A Catalyst For Adobe (NASDAQ:ADBE)
Adobe (ADBE) is a stock rising from the grave after it lost a head-to-head battle against Apple over flash technology on the iPhone. While Adobe sells for a low multiple of 10 compared to its 12% growth rate, for a long time, the stock has had no catalyst to move it upward. Now that catalyst is HTML 5, a new generation of the familiar programming language which will change the way users write web applications and embed videos. While HTML 5 has been around since 2008, Adobe will make it easier to use and is expected to be a first player in this space with its web development tools. While the stock rose 6% on this news, Cramer doesn't expect the company to benefit from HTML 5 in the very near term, but 2012 should be a good year for Adobe. This company is one tech that is not allowing itself to be left behind or to become obsolete, but is constantly innovating to stay ahead.

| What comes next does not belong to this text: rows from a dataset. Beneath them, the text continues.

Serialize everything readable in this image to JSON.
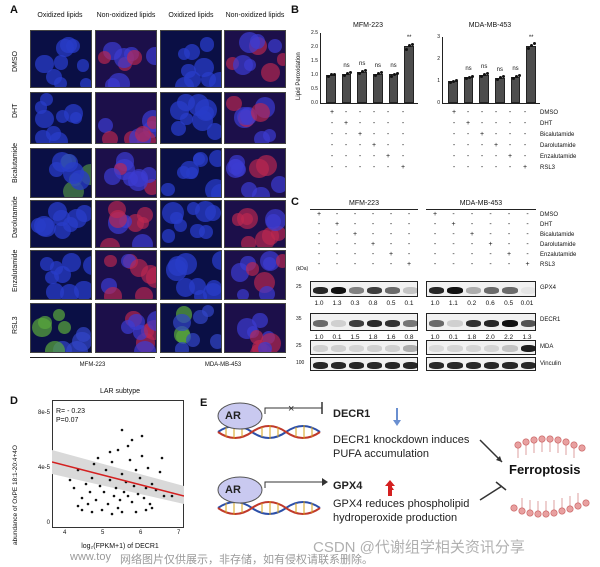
{
  "panels": {
    "A": {
      "label": "A"
    },
    "B": {
      "label": "B"
    },
    "C": {
      "label": "C"
    },
    "D": {
      "label": "D"
    },
    "E": {
      "label": "E"
    }
  },
  "panel_a": {
    "col_headers": [
      "Oxidized lipids",
      "Non-oxidized lipids",
      "Oxidized lipids",
      "Non-oxidized lipids"
    ],
    "rows": [
      "DMSO",
      "DHT",
      "Bicalutamide",
      "Darolutamide",
      "Enzalutamide",
      "RSL3"
    ],
    "cell_lines": [
      "MFM-223",
      "MDA-MB-453"
    ]
  },
  "panel_b": {
    "ylabel": "Lipid Peroxidation",
    "charts": [
      {
        "title": "MFM-223",
        "yticks": [
          "0.0",
          "0.5",
          "1.0",
          "1.5",
          "2.0",
          "2.5"
        ],
        "values": [
          1.0,
          1.05,
          1.12,
          1.05,
          1.02,
          2.02
        ],
        "sig": [
          "",
          "ns",
          "ns",
          "ns",
          "ns",
          "**"
        ]
      },
      {
        "title": "MDA-MB-453",
        "yticks": [
          "0",
          "1",
          "2",
          "3"
        ],
        "values": [
          1.0,
          1.18,
          1.28,
          1.15,
          1.2,
          2.6
        ],
        "sig": [
          "",
          "ns",
          "ns",
          "ns",
          "ns",
          "**"
        ]
      }
    ],
    "treatments": [
      "DMSO",
      "DHT",
      "Bicalutamide",
      "Darolutamide",
      "Enzalutamide",
      "RSL3"
    ]
  },
  "panel_c": {
    "cell_lines": [
      "MFM-223",
      "MDA-MB-453"
    ],
    "treatments": [
      "DMSO",
      "DHT",
      "Bicalutamide",
      "Darolutamide",
      "Enzalutamide",
      "RSL3"
    ],
    "kda_label": "(kDa)",
    "blots": [
      {
        "name": "GPX4",
        "kda": "25",
        "values": [
          "1.0",
          "1.3",
          "0.3",
          "0.8",
          "0.5",
          "0.1",
          "1.0",
          "1.1",
          "0.2",
          "0.6",
          "0.5",
          "0.01"
        ]
      },
      {
        "name": "DECR1",
        "kda": "35",
        "values": [
          "1.0",
          "0.1",
          "1.5",
          "1.8",
          "1.6",
          "0.8",
          "1.0",
          "0.1",
          "1.8",
          "2.0",
          "2.2",
          "1.3"
        ]
      },
      {
        "name": "MDA",
        "kda": "25",
        "values": []
      },
      {
        "name": "Vinculin",
        "kda": "100",
        "values": []
      }
    ]
  },
  "panel_d": {
    "title": "LAR subtype",
    "stats": "R= - 0.23",
    "pval": "P=0.07",
    "ylabel": "abundance of OxPE 18:1-20:4+4O",
    "xlabel": "log₂(FPKM+1) of DECR1",
    "yticks": [
      "8e-5",
      "4e-5",
      "0"
    ],
    "xticks": [
      "4",
      "5",
      "6",
      "7"
    ]
  },
  "panel_e": {
    "ar_label": "AR",
    "decr1": "DECR1",
    "gpx4": "GPX4",
    "decr1_text": [
      "DECR1 knockdown induces",
      "PUFA accumulation"
    ],
    "gpx4_text": [
      "GPX4 reduces phospholipid",
      "hydroperoxide production"
    ],
    "ferroptosis": "Ferroptosis"
  },
  "watermark": {
    "left": "www.toy",
    "mid": "网络图片仅供展示，非存储，如有侵权请联系删除。",
    "right": "CSDN @代谢组学相关资讯分享"
  },
  "colors": {
    "accent_red": "#d42020",
    "bar_gray": "#4d4d4d",
    "blue_cells": "#1a237e"
  }
}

What Ingersoll-Rand (NYSE:IR) Management Needs To Say
On Thursday, Ingersoll-Rand (IR), one of the most beaten down industrial stocks, reports. The stock has been a serial disappointer, but it does have untapped potential and could be a turnaround story. Michael Lamach took over as CEO 18 months ago, but there has been little progress in restructuring. Whether or not the stock is a buy on its decline will be largely determined by what management says on its conference call. Cramer outlined what investors need to hear from IR's management.

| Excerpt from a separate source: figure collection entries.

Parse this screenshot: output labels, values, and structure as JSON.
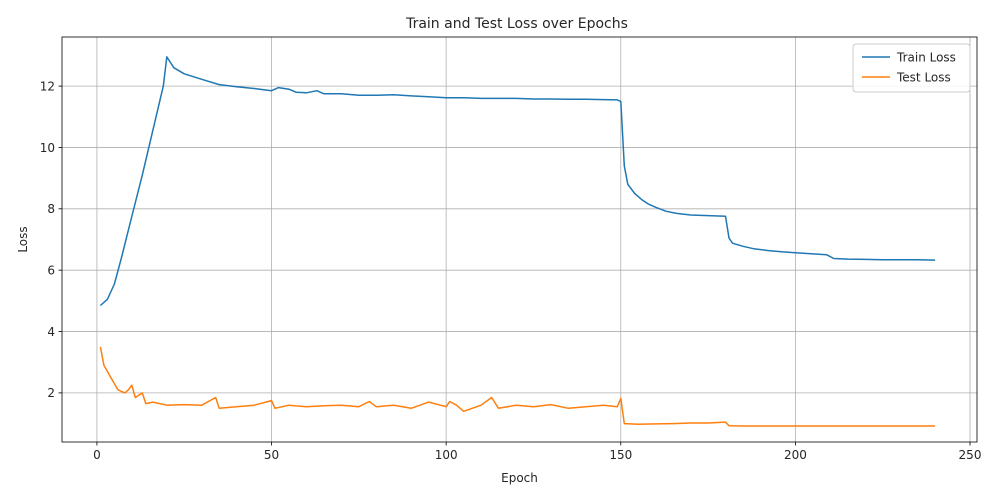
{
  "chart_data": {
    "type": "line",
    "title": "Train and Test Loss over Epochs",
    "xlabel": "Epoch",
    "ylabel": "Loss",
    "xlim": [
      -10,
      252
    ],
    "ylim": [
      0.4,
      13.6
    ],
    "xticks": [
      0,
      50,
      100,
      150,
      200,
      250
    ],
    "yticks": [
      2,
      4,
      6,
      8,
      10,
      12
    ],
    "grid": true,
    "legend_position": "top-right",
    "series": [
      {
        "name": "Train Loss",
        "color": "#1f77b4",
        "points": [
          [
            1,
            4.85
          ],
          [
            3,
            5.05
          ],
          [
            5,
            5.55
          ],
          [
            7,
            6.4
          ],
          [
            10,
            7.75
          ],
          [
            13,
            9.1
          ],
          [
            16,
            10.55
          ],
          [
            19,
            12.0
          ],
          [
            20,
            12.95
          ],
          [
            22,
            12.6
          ],
          [
            25,
            12.4
          ],
          [
            30,
            12.22
          ],
          [
            35,
            12.05
          ],
          [
            40,
            11.98
          ],
          [
            45,
            11.92
          ],
          [
            50,
            11.85
          ],
          [
            52,
            11.95
          ],
          [
            55,
            11.9
          ],
          [
            57,
            11.8
          ],
          [
            60,
            11.78
          ],
          [
            63,
            11.85
          ],
          [
            65,
            11.75
          ],
          [
            70,
            11.75
          ],
          [
            75,
            11.7
          ],
          [
            80,
            11.7
          ],
          [
            85,
            11.72
          ],
          [
            90,
            11.68
          ],
          [
            95,
            11.65
          ],
          [
            100,
            11.62
          ],
          [
            105,
            11.62
          ],
          [
            110,
            11.6
          ],
          [
            115,
            11.6
          ],
          [
            120,
            11.6
          ],
          [
            125,
            11.58
          ],
          [
            130,
            11.58
          ],
          [
            135,
            11.57
          ],
          [
            140,
            11.57
          ],
          [
            145,
            11.56
          ],
          [
            149,
            11.55
          ],
          [
            150,
            11.5
          ],
          [
            151,
            9.4
          ],
          [
            152,
            8.8
          ],
          [
            154,
            8.5
          ],
          [
            156,
            8.3
          ],
          [
            158,
            8.15
          ],
          [
            160,
            8.05
          ],
          [
            163,
            7.92
          ],
          [
            166,
            7.85
          ],
          [
            170,
            7.8
          ],
          [
            175,
            7.78
          ],
          [
            180,
            7.76
          ],
          [
            181,
            7.05
          ],
          [
            182,
            6.88
          ],
          [
            185,
            6.78
          ],
          [
            188,
            6.7
          ],
          [
            192,
            6.64
          ],
          [
            196,
            6.6
          ],
          [
            200,
            6.57
          ],
          [
            205,
            6.53
          ],
          [
            209,
            6.5
          ],
          [
            211,
            6.38
          ],
          [
            215,
            6.36
          ],
          [
            220,
            6.35
          ],
          [
            225,
            6.34
          ],
          [
            230,
            6.34
          ],
          [
            235,
            6.34
          ],
          [
            240,
            6.33
          ]
        ]
      },
      {
        "name": "Test Loss",
        "color": "#ff7f0e",
        "points": [
          [
            1,
            3.5
          ],
          [
            2,
            2.9
          ],
          [
            4,
            2.5
          ],
          [
            6,
            2.1
          ],
          [
            8,
            2.0
          ],
          [
            9,
            2.1
          ],
          [
            10,
            2.25
          ],
          [
            11,
            1.85
          ],
          [
            13,
            2.0
          ],
          [
            14,
            1.65
          ],
          [
            16,
            1.7
          ],
          [
            18,
            1.65
          ],
          [
            20,
            1.6
          ],
          [
            25,
            1.62
          ],
          [
            30,
            1.6
          ],
          [
            34,
            1.85
          ],
          [
            35,
            1.5
          ],
          [
            40,
            1.55
          ],
          [
            45,
            1.6
          ],
          [
            50,
            1.75
          ],
          [
            51,
            1.5
          ],
          [
            55,
            1.6
          ],
          [
            60,
            1.55
          ],
          [
            65,
            1.58
          ],
          [
            70,
            1.6
          ],
          [
            75,
            1.55
          ],
          [
            78,
            1.72
          ],
          [
            80,
            1.55
          ],
          [
            85,
            1.6
          ],
          [
            90,
            1.5
          ],
          [
            95,
            1.7
          ],
          [
            100,
            1.55
          ],
          [
            101,
            1.72
          ],
          [
            103,
            1.6
          ],
          [
            105,
            1.4
          ],
          [
            110,
            1.6
          ],
          [
            113,
            1.85
          ],
          [
            115,
            1.5
          ],
          [
            120,
            1.6
          ],
          [
            125,
            1.55
          ],
          [
            130,
            1.62
          ],
          [
            135,
            1.5
          ],
          [
            140,
            1.55
          ],
          [
            145,
            1.6
          ],
          [
            149,
            1.55
          ],
          [
            150,
            1.82
          ],
          [
            151,
            1.0
          ],
          [
            155,
            0.98
          ],
          [
            160,
            0.99
          ],
          [
            165,
            1.0
          ],
          [
            170,
            1.02
          ],
          [
            175,
            1.02
          ],
          [
            180,
            1.05
          ],
          [
            181,
            0.93
          ],
          [
            185,
            0.92
          ],
          [
            190,
            0.92
          ],
          [
            200,
            0.92
          ],
          [
            210,
            0.92
          ],
          [
            220,
            0.92
          ],
          [
            230,
            0.92
          ],
          [
            240,
            0.92
          ]
        ]
      }
    ]
  }
}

Management needs to own up to its mistakes and failure to implement changes so far, lower the bar so it can more easily beat its targets and make a commitment to carry out price cutting and restructuring. Management needs to give investors hope that there could be a turnaround in at least some of its divisions, and the CEO needs to predict the stock will rise from $30 to $34, its level when he took over 18 months ago.
Ingersoll-Rand has the potential to recover, but investors need to hear management say the right things before its stock is worth buying.
Piedmont Office Realty Trust (PDM) is one of the largest REITS and has a 7.6% dividend, which Cramer thinks is a red flag, since the company has indicated it is likely to cut the yield. Cramer recommends Enterprise Product Partners (EPD), which just boosted its dividend, instead of PDM.
Express Scripts (ESRX) has come down too much and is a buy.
PPG Industries (PPG) is not a stock to be sold, because it has been hammered too much. Polypore (PPO) is good, but Cramer likes what Johnson Controls (JCI) said on its analyst day, and prefers it to PPO.
Occupy Wall Street?
Cramer says he could get behind the Occupy Wall Street crowd if they made more tangible complaints about the bad loans banks issued, the questionable behavior of rating agencies, corrupt practices and lack of oversight. However, at least as much blame can be laid at the feet of Congress for not enacting legislation to stop these practices. Why aren't citizens protesting Washington's ineffectiveness at creating jobs, for instance? Instead, the protest seems to have a simplistic "The Rich Are Bad" rallying cry instead of addressing specific issues. "I can't join them, but who can blame them?" Cramer said.